Since 2007 my colleagues and I have been collecting and testing samples of essential medicines from around the globe. India is the largest producer of generic drugs in the world, providing over 40 percent of our samples across the 21 countries studied. India has also received more complaints from the FDA than any other producer nation, epitomized by the underhand nature of the operations at Indian company Ranbaxy, which resulted in seven felony counts and $500m in fines and penalties against the company from a US court. But most of the substandard products Ranbaxy made were for emerging markets. As a result, we decided to assess whether some Indian drug manufacturers cut corners and made substandard drugs for markets with non-existent, under-developed or emerging regulatory oversight, notably Africa.
In 2014 we published a working paper with the National Bureau of Economic Research, which was subsequently published in the American Journal of Health Economics (2016 Volume 2, Issue 3, p.373-398). The paper assessed the quality of 1,470 antibiotic and tuberculosis drug samples that claim to be made in India and were sold in Africa, India, and five mid-income non-African countries. Roughly 11 percent of those products had insufficient active pharmaceutical ingredients (API), and the vast majority of the failures were substandard (not counterfeit) as they contained the correct API and the packaging looked correct.
In other words while a few products were falsified medicines, counterfeits of legitimate Indian generics, most of the quality failure was not due to criminal counterfeiters. The distribution of these substandard products was not random: they were more likely to be found as unregistered products in Africa than in India or non-African countries. Since this finding is robust for manufacturer-drug fixed effects, one likely explanation is that Indian pharmaceutical firms and/or their export intermediaries do indeed differentiate drug quality according to the destination of consumption.
The reaction from Indian industry and the Indian government was very hostile. Amongst other complaints, the Commerce Ministry threatened to sue us for criminal defamation, until cooler heads prevailed and showed they had no standing and no case.
But the fact that the Indian government would threaten four academics (including an Indian national) with a crime punishable by up to two years in jail, shows their willingness to silence critics. And criticism like this has a chilling effect on those seeking to work in India.
Our data were not conclusive, merely indicative. Cost prohibited a more thorough analysis of all samples, but a representative sample of 100 antibiotic and tuberculosis products from West Africa were subjected to Raman spectroscopy and 14 percent were identified as being substandard. Raman spectroscopy can be used to identify the components of drugs by measuring wavelengths sent through compounds. In this case, we used it to measure the level of active pharmaceutical ingredients (API) in the sample to assess their quality.
More importantly, the Raman spectra of the good products could be used for a new and more rapid assessment in the same regions, targeting the same products at a later date.
And that was the aim of this paper. We used those spectra to test newly procured products and see whether quality has improved in the past five years since the products were first procured.
Has quality of Indian medicine improved?
Using the Raman spectra of good quality medicine created in 2014, 100 of exactly the same antibiotic and tuberculosis medicines (ciprofloxacin and rifampicin) were sampled from the same places in Nigeria and Ghana. In 2014, 14 percent failed, with several others being borderline passes. In 2019, 15 percent failed with fewer borderline passes. As can be seen in the graphic below, a comparison of the p values (presented from lowest to highest) from 2014 and 2019 shows a very strong correlation.

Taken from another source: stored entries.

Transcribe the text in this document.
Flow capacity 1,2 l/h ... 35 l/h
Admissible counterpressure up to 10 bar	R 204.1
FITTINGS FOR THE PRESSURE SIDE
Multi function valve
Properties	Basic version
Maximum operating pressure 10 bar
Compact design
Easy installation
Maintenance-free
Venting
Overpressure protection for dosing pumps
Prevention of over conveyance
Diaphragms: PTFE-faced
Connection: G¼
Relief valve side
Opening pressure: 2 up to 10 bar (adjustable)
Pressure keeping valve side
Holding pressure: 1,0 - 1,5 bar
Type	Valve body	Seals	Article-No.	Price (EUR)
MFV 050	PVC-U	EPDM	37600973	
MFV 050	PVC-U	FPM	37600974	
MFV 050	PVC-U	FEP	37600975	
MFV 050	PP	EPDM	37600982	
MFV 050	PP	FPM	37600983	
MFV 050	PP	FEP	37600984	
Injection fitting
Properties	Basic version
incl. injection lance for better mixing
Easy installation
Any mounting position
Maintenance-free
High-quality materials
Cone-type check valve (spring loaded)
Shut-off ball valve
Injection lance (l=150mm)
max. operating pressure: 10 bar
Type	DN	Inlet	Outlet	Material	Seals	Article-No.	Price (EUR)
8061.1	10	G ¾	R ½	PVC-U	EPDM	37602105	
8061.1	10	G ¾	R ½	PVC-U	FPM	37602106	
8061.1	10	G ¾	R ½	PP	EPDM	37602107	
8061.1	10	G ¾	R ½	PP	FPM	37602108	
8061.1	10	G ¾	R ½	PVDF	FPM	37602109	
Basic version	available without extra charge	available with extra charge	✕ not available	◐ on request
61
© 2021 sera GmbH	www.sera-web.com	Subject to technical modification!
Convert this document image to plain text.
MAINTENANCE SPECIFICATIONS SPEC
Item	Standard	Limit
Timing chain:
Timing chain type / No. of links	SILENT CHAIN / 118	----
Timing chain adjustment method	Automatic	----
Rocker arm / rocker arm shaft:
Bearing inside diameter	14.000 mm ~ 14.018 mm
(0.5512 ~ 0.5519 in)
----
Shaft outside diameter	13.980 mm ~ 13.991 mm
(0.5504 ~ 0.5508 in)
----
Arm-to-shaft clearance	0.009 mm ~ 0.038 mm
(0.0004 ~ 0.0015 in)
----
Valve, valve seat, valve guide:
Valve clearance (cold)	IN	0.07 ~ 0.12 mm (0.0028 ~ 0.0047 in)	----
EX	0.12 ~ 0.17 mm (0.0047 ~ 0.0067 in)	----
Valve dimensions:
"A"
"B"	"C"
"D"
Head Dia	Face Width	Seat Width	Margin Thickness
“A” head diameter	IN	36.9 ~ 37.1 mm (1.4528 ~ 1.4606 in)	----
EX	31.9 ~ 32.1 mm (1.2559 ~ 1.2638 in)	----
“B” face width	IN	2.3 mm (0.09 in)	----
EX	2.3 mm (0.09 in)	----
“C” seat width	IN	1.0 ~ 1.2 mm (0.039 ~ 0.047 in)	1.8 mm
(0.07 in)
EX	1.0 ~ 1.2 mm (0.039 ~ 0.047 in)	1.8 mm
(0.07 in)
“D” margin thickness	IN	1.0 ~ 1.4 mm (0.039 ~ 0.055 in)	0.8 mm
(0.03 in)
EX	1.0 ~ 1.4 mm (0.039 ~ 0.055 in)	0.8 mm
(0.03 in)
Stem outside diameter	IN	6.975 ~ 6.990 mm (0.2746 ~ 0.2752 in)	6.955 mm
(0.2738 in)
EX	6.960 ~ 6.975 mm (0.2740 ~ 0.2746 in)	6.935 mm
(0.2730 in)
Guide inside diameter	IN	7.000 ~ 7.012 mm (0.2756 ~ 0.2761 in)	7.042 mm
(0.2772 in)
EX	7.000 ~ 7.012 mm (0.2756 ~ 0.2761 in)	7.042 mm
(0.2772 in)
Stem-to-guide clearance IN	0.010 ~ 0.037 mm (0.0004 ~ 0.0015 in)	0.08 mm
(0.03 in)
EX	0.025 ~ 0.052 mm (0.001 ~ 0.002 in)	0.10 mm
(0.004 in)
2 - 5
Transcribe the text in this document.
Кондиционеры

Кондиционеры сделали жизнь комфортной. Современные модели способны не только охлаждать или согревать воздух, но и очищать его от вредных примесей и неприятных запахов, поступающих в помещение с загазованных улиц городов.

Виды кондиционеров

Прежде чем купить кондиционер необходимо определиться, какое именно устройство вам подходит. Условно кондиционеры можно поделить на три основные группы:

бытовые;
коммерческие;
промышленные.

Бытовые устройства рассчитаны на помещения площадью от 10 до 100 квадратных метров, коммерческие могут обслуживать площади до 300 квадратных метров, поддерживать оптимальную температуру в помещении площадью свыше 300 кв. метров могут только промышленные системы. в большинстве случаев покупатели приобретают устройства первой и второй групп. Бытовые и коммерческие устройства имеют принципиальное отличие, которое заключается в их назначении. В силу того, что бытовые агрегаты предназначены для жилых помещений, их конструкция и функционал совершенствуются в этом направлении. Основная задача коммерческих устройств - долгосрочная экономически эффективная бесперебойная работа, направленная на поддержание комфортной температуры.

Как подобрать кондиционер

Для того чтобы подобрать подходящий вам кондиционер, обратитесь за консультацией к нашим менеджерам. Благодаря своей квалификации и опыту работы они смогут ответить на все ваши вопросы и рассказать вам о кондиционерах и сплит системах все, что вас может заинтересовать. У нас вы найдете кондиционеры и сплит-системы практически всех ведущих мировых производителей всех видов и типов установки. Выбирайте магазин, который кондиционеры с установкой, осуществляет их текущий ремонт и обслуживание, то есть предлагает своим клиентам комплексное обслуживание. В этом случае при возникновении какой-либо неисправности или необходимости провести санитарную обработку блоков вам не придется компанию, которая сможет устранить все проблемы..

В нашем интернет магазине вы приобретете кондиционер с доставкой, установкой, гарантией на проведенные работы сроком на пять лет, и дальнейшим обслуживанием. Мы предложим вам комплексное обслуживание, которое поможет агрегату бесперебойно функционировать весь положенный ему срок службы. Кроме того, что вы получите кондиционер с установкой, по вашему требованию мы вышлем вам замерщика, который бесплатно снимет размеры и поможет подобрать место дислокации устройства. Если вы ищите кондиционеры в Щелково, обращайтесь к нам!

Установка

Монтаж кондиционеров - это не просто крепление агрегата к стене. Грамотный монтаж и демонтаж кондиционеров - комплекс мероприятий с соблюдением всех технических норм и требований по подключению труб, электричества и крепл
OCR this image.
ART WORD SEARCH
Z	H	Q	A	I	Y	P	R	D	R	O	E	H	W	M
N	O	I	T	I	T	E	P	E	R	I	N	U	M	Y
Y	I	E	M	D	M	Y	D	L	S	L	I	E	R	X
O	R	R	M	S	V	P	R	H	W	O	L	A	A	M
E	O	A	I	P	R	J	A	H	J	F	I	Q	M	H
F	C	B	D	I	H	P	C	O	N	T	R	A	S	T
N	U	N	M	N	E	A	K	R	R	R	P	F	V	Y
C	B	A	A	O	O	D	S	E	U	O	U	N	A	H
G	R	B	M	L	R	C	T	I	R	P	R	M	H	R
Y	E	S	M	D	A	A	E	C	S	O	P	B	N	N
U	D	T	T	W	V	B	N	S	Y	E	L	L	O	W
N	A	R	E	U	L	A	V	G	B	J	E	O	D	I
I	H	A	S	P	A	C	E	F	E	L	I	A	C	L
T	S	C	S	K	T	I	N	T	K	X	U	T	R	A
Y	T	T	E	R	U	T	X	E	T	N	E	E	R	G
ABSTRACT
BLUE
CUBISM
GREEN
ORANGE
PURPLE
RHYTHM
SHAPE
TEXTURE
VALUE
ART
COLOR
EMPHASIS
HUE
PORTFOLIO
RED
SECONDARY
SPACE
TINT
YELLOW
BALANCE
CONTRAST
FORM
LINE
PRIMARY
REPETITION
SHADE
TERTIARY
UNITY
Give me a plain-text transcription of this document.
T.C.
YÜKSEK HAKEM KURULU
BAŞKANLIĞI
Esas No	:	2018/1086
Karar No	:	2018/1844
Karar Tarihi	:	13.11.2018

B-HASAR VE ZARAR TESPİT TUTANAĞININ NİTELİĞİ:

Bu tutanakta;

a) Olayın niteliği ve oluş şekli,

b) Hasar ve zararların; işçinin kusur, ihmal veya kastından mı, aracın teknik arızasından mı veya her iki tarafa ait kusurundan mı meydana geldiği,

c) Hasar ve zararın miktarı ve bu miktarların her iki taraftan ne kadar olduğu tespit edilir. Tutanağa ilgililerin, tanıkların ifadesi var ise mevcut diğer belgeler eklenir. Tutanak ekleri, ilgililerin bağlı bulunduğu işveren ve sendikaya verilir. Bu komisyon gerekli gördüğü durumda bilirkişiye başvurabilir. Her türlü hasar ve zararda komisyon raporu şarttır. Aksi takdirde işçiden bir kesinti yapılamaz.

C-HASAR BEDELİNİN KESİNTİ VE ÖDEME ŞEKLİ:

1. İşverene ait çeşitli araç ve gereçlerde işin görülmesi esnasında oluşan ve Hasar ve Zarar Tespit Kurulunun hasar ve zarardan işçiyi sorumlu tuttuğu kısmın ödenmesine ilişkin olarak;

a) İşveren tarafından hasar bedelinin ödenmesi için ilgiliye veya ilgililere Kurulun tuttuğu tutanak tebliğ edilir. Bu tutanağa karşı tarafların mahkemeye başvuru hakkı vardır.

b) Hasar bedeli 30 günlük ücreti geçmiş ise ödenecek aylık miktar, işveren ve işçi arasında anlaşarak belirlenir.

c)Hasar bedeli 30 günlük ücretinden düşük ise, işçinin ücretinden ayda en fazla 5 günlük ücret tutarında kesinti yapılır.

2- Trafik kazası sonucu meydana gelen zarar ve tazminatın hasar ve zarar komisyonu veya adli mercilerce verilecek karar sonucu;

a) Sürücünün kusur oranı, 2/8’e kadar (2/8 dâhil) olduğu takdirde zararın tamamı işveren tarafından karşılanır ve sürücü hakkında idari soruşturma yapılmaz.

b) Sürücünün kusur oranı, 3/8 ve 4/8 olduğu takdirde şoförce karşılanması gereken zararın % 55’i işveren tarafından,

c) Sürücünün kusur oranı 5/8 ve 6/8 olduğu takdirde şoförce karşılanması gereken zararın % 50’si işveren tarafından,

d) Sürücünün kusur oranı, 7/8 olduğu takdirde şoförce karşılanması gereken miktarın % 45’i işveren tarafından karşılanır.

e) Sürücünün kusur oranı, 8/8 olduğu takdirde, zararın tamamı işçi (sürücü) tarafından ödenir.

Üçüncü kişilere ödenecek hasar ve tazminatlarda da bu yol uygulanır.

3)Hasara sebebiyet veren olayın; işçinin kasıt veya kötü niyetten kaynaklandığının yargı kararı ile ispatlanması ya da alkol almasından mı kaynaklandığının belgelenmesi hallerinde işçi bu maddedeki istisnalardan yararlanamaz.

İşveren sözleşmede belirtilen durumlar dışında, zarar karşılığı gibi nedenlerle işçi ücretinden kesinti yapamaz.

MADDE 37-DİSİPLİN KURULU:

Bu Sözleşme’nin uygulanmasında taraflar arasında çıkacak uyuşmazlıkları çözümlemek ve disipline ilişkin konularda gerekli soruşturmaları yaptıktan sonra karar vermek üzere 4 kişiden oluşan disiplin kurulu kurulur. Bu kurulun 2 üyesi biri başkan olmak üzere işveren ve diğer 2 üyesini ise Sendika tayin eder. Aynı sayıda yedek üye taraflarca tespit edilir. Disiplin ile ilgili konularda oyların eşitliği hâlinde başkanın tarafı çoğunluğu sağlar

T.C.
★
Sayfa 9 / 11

In simple terms, the quality of Indian-made products was virtually identical in 2019 as compared with 2014. Most of the products were fine, but a sizeable minority (around one in seven) was inferior. As in 2014, most of the problem is due to substandard production.
No change in quality
At first glance the data are unsurprising since the situation has not changed in the past five years — one in seven of these medicines in West Africa do not work. But over the past five years much light has been shed on the quality problems of Indian medicine. Dozens of FDA sanctions, major media coverage of the Ranbaxy fiasco, and more importantly, the problems with Indian medicine has received significant media and political coverage in West Africa.
A prime example of this was following a report from US Pharmacopeia (USP). USP is very active with regulators in emerging markets, and it demonstrated that uterotonic medicines from India and China failed most of the time in Ghana. Unfortunately USP redacted the report, which originally named offending Indian and Chinese manufacturers, and even covered it up when pushed. The original report can be found on the internet archive.
In my next post I will attempt to explain why quality has still not improved despite the actions taken against drug manufacturers.
A sizeable minority of Indian drugs exported to Africa (around one in seven) is inferior, mostly due to substandard production processes.